After optimization using a panel of 50 characterized sputum samples, prototype performance was assessed by blind screening of 100 characterized sputum samples and a bio-bank provided by the Foundation for Innovative New Diagnostics (FIND).

The agreement with the culture diagnosis was 100% for smear negative samples and 87% for smear positive samples. From positive AFB samples, the concordance of high load samples is 100%. These results demonstrate the potential of the technology to provide a powerful sample preparation tool that can serve as a front end platform for enhanced molecular detection. This versatile tool can also be applied as a visual detection diagnostic, potentially related to bacterial identification for low-cost screening.

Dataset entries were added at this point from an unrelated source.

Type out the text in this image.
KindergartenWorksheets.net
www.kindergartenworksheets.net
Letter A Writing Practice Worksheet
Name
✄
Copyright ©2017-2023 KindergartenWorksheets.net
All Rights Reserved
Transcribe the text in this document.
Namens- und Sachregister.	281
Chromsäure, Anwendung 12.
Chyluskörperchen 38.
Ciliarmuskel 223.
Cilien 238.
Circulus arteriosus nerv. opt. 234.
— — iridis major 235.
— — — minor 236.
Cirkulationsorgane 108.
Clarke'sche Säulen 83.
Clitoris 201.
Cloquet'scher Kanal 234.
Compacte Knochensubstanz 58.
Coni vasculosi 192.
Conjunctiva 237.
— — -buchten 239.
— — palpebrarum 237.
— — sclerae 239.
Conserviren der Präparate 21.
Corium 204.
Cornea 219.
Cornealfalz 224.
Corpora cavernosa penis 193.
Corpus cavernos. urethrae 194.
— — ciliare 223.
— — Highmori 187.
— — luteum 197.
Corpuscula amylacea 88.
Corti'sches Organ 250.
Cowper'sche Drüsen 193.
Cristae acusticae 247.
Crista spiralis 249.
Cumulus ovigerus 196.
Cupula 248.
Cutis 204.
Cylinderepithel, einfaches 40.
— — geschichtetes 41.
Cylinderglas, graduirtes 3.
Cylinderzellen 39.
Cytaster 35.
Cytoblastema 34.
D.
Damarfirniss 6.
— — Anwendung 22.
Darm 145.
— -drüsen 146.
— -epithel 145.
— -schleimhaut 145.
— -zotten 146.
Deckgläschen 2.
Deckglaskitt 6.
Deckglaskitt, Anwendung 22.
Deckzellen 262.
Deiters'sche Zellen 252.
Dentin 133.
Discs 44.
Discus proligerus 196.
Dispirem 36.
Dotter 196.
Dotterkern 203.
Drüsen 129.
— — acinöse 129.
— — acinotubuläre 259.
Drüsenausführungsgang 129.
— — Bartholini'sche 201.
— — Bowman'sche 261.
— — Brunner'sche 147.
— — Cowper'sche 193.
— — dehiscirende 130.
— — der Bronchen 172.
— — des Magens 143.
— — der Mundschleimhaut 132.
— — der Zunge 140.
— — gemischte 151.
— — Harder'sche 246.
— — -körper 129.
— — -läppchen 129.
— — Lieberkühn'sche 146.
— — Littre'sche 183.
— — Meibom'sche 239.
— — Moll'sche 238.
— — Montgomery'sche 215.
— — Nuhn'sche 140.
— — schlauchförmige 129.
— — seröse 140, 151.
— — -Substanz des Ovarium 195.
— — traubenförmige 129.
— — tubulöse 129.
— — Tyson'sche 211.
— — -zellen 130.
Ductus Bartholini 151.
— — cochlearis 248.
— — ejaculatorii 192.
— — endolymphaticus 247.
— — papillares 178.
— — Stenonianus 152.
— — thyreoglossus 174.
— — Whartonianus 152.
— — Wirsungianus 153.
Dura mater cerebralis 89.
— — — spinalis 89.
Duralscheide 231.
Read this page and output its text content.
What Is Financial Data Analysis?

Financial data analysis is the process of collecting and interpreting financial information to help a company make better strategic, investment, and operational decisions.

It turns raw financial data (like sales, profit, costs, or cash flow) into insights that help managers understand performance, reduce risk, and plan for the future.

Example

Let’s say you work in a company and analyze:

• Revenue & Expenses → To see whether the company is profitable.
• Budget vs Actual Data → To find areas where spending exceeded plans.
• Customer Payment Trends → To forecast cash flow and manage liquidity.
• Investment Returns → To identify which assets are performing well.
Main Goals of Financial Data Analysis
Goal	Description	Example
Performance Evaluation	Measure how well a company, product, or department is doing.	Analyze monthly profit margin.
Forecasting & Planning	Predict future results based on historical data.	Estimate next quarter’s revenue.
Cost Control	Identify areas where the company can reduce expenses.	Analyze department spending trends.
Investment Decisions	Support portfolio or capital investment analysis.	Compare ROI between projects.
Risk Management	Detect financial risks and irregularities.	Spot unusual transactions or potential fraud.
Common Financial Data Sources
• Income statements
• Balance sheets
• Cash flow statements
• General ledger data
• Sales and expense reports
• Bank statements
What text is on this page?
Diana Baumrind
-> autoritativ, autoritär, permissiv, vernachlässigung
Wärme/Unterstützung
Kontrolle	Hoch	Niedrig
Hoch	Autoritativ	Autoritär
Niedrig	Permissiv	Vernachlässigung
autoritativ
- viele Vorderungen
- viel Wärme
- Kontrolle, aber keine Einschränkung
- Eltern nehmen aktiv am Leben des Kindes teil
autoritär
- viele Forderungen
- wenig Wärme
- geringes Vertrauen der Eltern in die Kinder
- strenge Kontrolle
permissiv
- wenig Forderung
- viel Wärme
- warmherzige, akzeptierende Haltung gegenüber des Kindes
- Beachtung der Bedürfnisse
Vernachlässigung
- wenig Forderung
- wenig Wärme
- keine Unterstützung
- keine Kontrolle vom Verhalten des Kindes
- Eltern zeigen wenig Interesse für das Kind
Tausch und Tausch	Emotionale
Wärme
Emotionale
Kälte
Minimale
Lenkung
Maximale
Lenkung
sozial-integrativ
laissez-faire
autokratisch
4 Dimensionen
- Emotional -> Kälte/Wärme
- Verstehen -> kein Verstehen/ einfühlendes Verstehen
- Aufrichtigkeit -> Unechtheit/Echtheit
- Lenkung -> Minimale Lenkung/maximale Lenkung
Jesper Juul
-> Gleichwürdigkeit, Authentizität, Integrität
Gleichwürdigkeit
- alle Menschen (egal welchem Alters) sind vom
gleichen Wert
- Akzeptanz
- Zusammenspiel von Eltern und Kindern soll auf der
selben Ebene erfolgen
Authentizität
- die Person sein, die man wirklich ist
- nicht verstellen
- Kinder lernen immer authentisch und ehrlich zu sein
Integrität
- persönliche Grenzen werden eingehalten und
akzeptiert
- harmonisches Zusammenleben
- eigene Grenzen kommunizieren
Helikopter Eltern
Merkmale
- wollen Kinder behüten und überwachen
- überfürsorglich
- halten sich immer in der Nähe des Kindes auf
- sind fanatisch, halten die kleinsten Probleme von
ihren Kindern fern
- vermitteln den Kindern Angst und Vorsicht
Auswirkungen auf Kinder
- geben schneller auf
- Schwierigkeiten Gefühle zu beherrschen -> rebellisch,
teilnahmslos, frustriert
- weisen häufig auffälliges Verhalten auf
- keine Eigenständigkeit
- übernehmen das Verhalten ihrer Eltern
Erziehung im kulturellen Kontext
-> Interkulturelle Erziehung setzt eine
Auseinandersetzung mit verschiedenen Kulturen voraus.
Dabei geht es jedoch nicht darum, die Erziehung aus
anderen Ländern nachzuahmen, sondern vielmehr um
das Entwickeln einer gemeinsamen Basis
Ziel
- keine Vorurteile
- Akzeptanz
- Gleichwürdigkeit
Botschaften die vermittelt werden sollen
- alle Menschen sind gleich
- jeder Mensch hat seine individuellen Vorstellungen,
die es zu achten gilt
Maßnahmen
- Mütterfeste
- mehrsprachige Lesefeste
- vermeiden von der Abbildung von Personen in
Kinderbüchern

Jonathan O’Halloran, PhD, founder and Chief Executive Officer of QuantuMDx Group Ltd said, “CAPTURE-XT® technology is truly revolutionary and will impact a wide range of diseases from sepsis to oncology (circulating tumor cells). This application is in MTB is truly extraordinary because its extremely low cost and extremely high sensitivity will greatly increase equitable access to quality diagnostics for hundreds of millions of people. This chip-based technology exploits the physiological properties of TB bacteria to be collected specifically into devices so that small amounts can be visualized on chip electrodes and act as visual readouts to replace laboratory-based sputum/microscopic examination methods, which typically have low detection rates and require staff training. laboratory, with molecular-like sensitivity and at a lower cost. Moreover, when used as a front end to downstream cellular, protein and molecular device, the possibilities are virtually endless.”

Professor Butcher concluded, “Co-operation between University-based academic researchers and biotechnology industry scientists provides a way forward for developing new approaches to some of the world’s biggest healthcare challenges, such as TB. This new chip-based technology can provide diagnoses to patients who need them and also, with more accessible case finding, prevent further spread of the disease.”

Co-author Heather Murton, PhD, LEX Diagnostics, Melbourn, UK, and formerly of QuantuMDx Group Ltd, said, “Tuberculosis is one of the oldest challenges facing human health care. this technology has the potential to meet the expectations of a mobile TB diagnosis, and it is exciting to see that seemingly abstract principles of physics are successfully applied to neglected areas of the disease.”

TB is the 13th leading cause of death worldwide, and until COVID-19 was the leading cause of death from a single infectious disease – more than malaria and HIV. Globally it infects 10 million people and kills 1.4 million people every year, 230,000 of them are children.

Diagnostics with increased sensitivity and expanded drug susceptibility testing are also needed to address drug resistance and diagnose cases with a low bacterial burden.